The emphasis in this homework assignment is on developing your skills for expressing a
problem, clearly and precisely, so that it can be solved algorithmically. Note that you will
receive good marks if you are able to transform these two “word problems” from the text
into algorithmic specifications, even if you are unable to design an efficient algorithm that
meets your specifications.

∙ 5 marks. Specify the problem inputs, in commented pseudocode. For example, the first
input for the stable matching problem might be specified as follows.

integer n; // the number of men; also the number of women

∙ 5 marks. Specify the constraints (if any) on the inputs, with a brief indication of
why each constraint can be reasonably assumed to hold for every instance of the given
problem. Example:

// n >= 1, there must be at least one man and woman,


// for otherwise there can be no matching.

∙ 5 marks. Specify the problem outputs, in commented pseudocode. Example:

integer S[1..n]; // a stable perfect matching of men to women,


// where S[i]=j if the i-th man is matched to the j-th woman.

∙ 15 marks. Specify the constraints on the outputs. For example, for the stable matching
problem, the output must be a stable and perfect matching, so you must define the
conditions on S[] which ensure it is a matching, that it is stable, and that it is perfect.

1
To get full credit, your output constraints must be necessary and sufficient to solve
the given problem. If you define the constraints too narrowly (that is, with conditions
that are “sufficient but not necessary”), then you have overconstrained the algorithm,
possibly rendering it infeasible even though the given problem can be feasibly solved. If
you define the conditions too broadly (i.e. necessary but not sufficient) then you have
underconstrained the algorithm, and its output is unreliable as a solution to the given
problem.
∙ 5 marks. Write commented pseudocode for an algorithm which takes the inputs, which
produces outputs of the required form, which meets as many of the output constraints
as possible (under the assumption that the input meets all of its constraints), and which
is efficient. You will get partial credit for producing an algorithm which isn’t efficient,
so if you get “stuck” on this question you should write an exponential-time exhaustive
search algorithm and complete the assignment by answering the next two questions.

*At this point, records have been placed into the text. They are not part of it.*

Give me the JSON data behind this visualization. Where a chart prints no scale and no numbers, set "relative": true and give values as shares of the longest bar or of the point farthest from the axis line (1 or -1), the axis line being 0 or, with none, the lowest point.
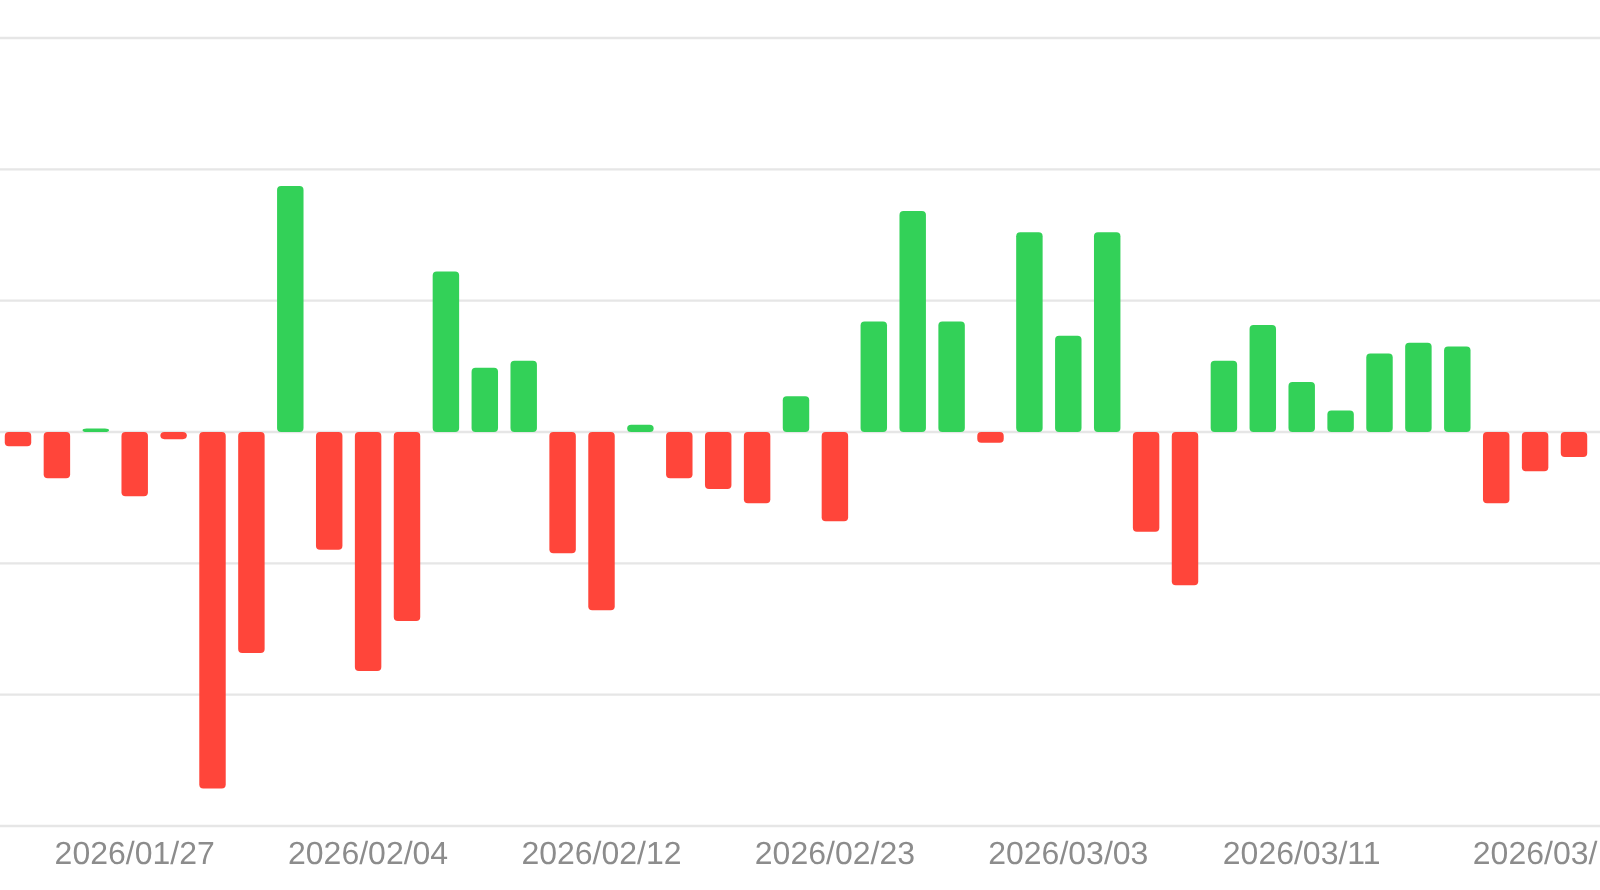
{
  "chart_data": {
    "type": "bar",
    "relative": true,
    "grid": "y",
    "categories": [
      null,
      null,
      null,
      "2026/01/27",
      null,
      null,
      null,
      null,
      null,
      "2026/02/04",
      null,
      null,
      null,
      null,
      null,
      "2026/02/12",
      null,
      null,
      null,
      null,
      null,
      "2026/02/23",
      null,
      null,
      null,
      null,
      null,
      "2026/03/03",
      null,
      null,
      null,
      null,
      null,
      "2026/03/11",
      null,
      null,
      null,
      null,
      null,
      "2026/03/",
      null
    ],
    "values": [
      -0.04,
      -0.13,
      0.01,
      -0.18,
      -0.02,
      -1,
      -0.62,
      0.69,
      -0.33,
      -0.67,
      -0.53,
      0.45,
      0.18,
      0.2,
      -0.34,
      -0.5,
      0.02,
      -0.13,
      -0.16,
      -0.2,
      0.1,
      -0.25,
      0.31,
      0.62,
      0.31,
      -0.03,
      0.56,
      0.27,
      0.56,
      -0.28,
      -0.43,
      0.2,
      0.3,
      0.14,
      0.06,
      0.22,
      0.25,
      0.24,
      -0.2,
      -0.11,
      -0.07
    ],
    "colors": [
      "#ff453a",
      "#ff453a",
      "#33d158",
      "#ff453a",
      "#ff453a",
      "#ff453a",
      "#ff453a",
      "#33d158",
      "#ff453a",
      "#ff453a",
      "#ff453a",
      "#33d158",
      "#33d158",
      "#33d158",
      "#ff453a",
      "#ff453a",
      "#33d158",
      "#ff453a",
      "#ff453a",
      "#ff453a",
      "#33d158",
      "#ff453a",
      "#33d158",
      "#33d158",
      "#33d158",
      "#ff453a",
      "#33d158",
      "#33d158",
      "#33d158",
      "#ff453a",
      "#ff453a",
      "#33d158",
      "#33d158",
      "#33d158",
      "#33d158",
      "#33d158",
      "#33d158",
      "#33d158",
      "#ff453a",
      "#ff453a",
      "#ff453a"
    ]
  }
}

∙ 10 marks. Evaluate the correctness of your algorithm: does it meet all constraints?
Explain your reasoning. This need not be a formal proof, but it must be persuasive
and accurate to receive full marks.
∙ 5 marks. Evaluate the runtime of your algorithm, explaining your reasoning. Your
evaluation should include a big-O analysis as well as a brief discussion of whether you
see any possibility that a more efficient algorithm might exist.